Book Review: The Dark Net by Benjamin Percy

dark-net-percy

I can’t remember how I discovered Benjamin Percy’s unique brand of literary horror, but I do remember being excited to receive an Advanced Reading Copy of Red Moon back in 2013 while working as a bookseller. I was similarly excited to receive a digital galley of his new supernatural cyber-thriller The Dark Net.

Having recently read Thrill Me, Percy’s semi-autobiographical collection of essays on writing, I was curious to see how well he applies his theories to his own fiction. Fortunately (as Karen Russell proclaims on the cover) he practices what he preaches, fleshing his characters and their world out into a cautionary tale about the dangers of technology that manages to be both horrifying and heartbreaking. One of the things I appreciate most about Percy’s writing is his ability to turn a phrase–while I was reading, I found myself highlighting passages on my tablet so I could come back to them later.

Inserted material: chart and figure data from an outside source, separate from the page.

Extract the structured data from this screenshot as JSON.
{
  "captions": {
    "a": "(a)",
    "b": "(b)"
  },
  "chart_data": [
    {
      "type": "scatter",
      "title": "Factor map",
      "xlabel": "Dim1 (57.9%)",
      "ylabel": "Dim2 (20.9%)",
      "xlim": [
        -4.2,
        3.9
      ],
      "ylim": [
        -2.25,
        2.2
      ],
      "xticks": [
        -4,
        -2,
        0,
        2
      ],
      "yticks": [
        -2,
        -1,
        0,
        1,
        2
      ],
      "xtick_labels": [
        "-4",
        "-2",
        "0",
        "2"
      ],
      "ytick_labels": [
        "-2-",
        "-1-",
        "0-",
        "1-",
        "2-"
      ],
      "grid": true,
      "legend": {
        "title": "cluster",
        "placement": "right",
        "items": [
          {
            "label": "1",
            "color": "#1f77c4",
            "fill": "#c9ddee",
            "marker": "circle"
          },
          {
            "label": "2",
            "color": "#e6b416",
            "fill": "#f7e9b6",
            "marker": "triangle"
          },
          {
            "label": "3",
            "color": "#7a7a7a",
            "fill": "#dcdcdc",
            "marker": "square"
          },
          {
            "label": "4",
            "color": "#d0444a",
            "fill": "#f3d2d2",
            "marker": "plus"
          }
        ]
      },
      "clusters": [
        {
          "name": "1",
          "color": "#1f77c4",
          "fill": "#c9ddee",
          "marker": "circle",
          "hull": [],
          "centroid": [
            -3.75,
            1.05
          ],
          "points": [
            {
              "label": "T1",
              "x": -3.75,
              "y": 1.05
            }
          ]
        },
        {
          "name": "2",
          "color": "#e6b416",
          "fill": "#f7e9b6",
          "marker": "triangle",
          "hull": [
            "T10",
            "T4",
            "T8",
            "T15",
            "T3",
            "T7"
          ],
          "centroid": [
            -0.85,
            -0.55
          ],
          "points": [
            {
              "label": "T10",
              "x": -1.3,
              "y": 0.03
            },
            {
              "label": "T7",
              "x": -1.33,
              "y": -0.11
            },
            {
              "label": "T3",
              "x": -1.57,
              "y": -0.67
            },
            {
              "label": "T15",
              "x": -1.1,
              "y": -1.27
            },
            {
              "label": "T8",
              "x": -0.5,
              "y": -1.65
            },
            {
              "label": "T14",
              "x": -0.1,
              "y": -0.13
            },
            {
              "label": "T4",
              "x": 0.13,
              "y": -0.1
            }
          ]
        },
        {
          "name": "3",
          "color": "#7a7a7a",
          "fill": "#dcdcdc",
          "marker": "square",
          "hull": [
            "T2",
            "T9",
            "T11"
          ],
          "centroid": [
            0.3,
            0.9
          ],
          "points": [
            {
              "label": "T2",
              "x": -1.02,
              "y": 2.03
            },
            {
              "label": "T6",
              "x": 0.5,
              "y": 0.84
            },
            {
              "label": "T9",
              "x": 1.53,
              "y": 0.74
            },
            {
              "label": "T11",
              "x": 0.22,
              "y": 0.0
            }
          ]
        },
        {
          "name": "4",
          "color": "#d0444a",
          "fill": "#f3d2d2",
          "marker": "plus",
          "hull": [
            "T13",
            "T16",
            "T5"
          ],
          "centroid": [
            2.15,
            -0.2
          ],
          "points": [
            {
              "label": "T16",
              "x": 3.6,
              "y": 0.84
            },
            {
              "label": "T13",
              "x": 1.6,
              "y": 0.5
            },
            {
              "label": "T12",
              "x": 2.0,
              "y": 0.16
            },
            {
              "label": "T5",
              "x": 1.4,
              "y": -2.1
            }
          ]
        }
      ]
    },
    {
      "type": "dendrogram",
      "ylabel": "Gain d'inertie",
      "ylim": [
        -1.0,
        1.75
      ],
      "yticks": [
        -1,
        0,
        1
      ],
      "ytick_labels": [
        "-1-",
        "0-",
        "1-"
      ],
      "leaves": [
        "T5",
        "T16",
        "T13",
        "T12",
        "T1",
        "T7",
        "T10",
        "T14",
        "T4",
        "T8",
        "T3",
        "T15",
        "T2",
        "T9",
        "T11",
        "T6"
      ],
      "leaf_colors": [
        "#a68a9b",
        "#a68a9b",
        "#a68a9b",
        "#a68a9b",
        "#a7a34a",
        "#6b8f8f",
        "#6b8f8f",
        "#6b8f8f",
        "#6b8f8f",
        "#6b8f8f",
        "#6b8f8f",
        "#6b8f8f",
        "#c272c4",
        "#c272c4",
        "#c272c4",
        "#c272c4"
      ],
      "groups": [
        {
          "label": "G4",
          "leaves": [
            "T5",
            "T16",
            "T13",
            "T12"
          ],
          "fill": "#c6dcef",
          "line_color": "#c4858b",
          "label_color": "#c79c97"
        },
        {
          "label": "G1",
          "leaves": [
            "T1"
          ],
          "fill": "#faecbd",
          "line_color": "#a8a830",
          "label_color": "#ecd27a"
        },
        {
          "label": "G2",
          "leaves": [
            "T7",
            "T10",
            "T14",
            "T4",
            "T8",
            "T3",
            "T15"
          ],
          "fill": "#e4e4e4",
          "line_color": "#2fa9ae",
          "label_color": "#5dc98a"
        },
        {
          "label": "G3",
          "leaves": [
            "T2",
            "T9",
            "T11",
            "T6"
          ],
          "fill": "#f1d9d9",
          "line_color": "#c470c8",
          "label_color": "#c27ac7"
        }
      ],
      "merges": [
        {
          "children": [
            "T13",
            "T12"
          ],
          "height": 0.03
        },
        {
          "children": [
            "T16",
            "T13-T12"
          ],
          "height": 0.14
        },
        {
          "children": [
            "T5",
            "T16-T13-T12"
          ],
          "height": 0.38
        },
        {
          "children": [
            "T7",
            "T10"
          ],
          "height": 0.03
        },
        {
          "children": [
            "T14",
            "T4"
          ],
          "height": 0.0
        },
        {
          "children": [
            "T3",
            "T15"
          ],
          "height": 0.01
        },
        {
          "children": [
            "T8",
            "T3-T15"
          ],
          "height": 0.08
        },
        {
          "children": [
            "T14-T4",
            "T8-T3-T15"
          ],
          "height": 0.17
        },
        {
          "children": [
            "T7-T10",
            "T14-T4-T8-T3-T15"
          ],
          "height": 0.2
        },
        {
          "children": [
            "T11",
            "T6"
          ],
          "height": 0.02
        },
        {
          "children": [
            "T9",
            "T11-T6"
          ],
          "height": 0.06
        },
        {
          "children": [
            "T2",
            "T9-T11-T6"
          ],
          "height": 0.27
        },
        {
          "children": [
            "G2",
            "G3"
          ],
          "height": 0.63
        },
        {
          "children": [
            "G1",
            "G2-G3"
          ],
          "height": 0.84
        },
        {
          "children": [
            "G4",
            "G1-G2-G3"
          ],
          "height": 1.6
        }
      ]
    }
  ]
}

In Thrill Me, Percy advises writers to ensure their story contains at least one iconic set piece–he uses the locker room and pig’s blood scenes from Carrie as an example–that their readers will remember long after they finish the book. He achieves that here, continually upping the ante in one particularly harrowing sequence of murder and mayhem that echoes the opening of Stephen King’s Cell. It will definitely have you thinking about our collective over-reliance on digital devices.

The Dark Net by Benjamin Percy is now available for purchase now.

Disclaimer: I received an Advanced Reading Copy from NetGalley in exchange for a fair and honest review.